World Rugby has used an advance payment of its Tokyo 2020 revenue share from the International Olympic Committee (IOC) to create a fund to help countries which have qualified for the rugby sevens tournament prepare for the Games.
The worldwide body is hoping the $2.5 million (£1.9 million/€2.1 million) package will offset the financial difficulties rugby unions across the world are facing as a result of the coronavirus pandemic.
Nations whose rugby sevens teams have secured a spot at the postponed Tokyo 2020 Olympics are eligible to apply for a share of the fund.
World Rugby said it can be directed towards rugby sevens squad training camps, competition support, technical and sports science and medical programmes.
"Rugby sevens is a key priority for World Rugby in our mission to grow the global game and we are pleased to be able to share details of this new investment," said World Rugby chief executive Brett Gosper.

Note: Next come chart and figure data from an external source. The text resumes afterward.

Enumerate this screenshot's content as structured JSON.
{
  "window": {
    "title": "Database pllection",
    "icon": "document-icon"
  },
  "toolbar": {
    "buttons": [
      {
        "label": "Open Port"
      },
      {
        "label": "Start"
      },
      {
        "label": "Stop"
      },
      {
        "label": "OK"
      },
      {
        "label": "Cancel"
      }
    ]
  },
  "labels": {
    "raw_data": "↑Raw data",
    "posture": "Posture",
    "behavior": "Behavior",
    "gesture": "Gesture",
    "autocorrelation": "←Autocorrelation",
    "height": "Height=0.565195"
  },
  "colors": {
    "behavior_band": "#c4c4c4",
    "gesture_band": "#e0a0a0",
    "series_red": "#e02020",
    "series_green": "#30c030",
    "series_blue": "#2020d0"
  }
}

"Combined with the ongoing contingency work on the HSBC World Rugby Sevens Series 2021 and a supplementary international competition strategy, this will ensure that Olympic qualified teams have the necessary training and high-level competition opportunities to optimise their performance and light up the biggest sporting stage at the Olympic Games in Tokyo."
The COVID-19 crisis has forced unions in countries such as England and Wales to scrap their rugby sevens programmes, less than a year before the rescheduled Tokyo 2020 Olympics are due to open.
The IOC has offered financial support to International Federations (IFs) in the form of donations and advance payments of their share of Tokyo 2020 revenue following the postponement of the Games.
In July, the IOC revealed it had given loans to 15 IFs, including World Rugby.
The IOC announced in May that it expected the one-year postponement of Tokyo 2020 to cost it up to $800 million (£624 million/€688 million), of which some $150 million (£112 million/€126 million) would take the form of an "aid package" for the Olympic Movement.
Rugby sevens is due to make its second appearance on the Olympic programme at Tokyo 2020, following a successful debut in Rio de Janeiro four years ago.